READ  Para ilmuwan menemukan "dunia yang hilang" dalam batuan Australia berusia satu miliar tahun | Berita sains dan teknologi

“Saya pikir hambatan terbesar untuk menyelesaikan masalah ini sejak lama adalah menghadapi kondisi cahaya redup, hewan kecil, kecepatan tinggi, dan pergerakan tak terduga,” kata ahli entomologi tersebut. Jason Dombroski, direktur Laboratorium Pengumpulan Serangga dan Diagnostik Serangga di Universitas Cornell, yang tidak terlibat dalam penelitian ini. “Hasilnya sudah membuktikannya. Mereka memberikan argumen yang sangat menarik sehingga, Anda tahu, kita bisa mengabaikan banyak teori lain, setidaknya secara umum.”

Polusi cahaya dan berkurangnya populasi serangga

Dunia telah menyaksikan 'kehilangan malam' yang meluas, dan para ilmuwan menemukan bahwa polusi cahaya meningkat sebesar 2,2% per tahun pada tahun 2018. Laporan November 2017 Yang mengamati radiasi dunia dengan radiometer satelit pertama pada lampu malam.

Peningkatan pencahayaan buatan menimbulkan banyak dampak berbahaya terhadap satwa liar, termasuk hilangnya dan fragmentasi habitat, menurut A. Makalah Maret 2022 Dikutip dari National Wildlife Foundation.

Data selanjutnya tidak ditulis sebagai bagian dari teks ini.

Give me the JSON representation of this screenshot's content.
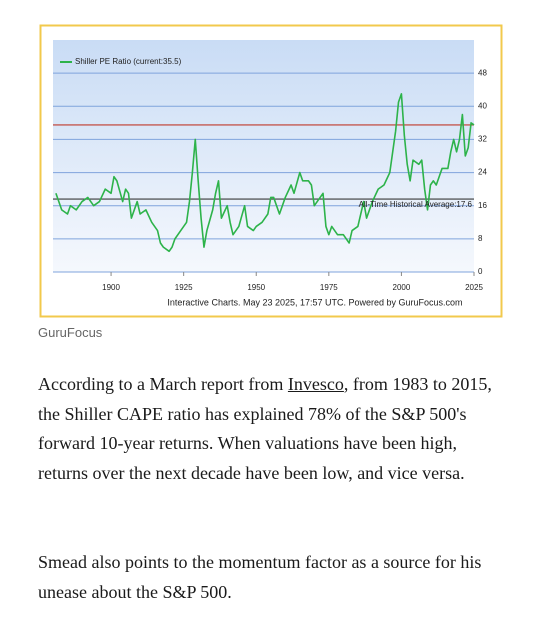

Para penulis studi baru ini menunjukkan bahwa polusi cahaya merupakan penyebab utama penurunan populasi serangga, kata A Laporan September 2020 Yang menemukan bahwa cahaya buatan mempengaruhi perilaku ngengat dalam hal reproduksi dan perkembangan larva.

Dombroski mengatakan temuan baru ini dapat membantu konservasi serangga dengan meningkatkan penelitian tentang cara mengurangi dampak polusi cahaya pada serangga. “Saya selalu menganjurkan jika lampu tidak berfungsi apa-apa, matikan saja.”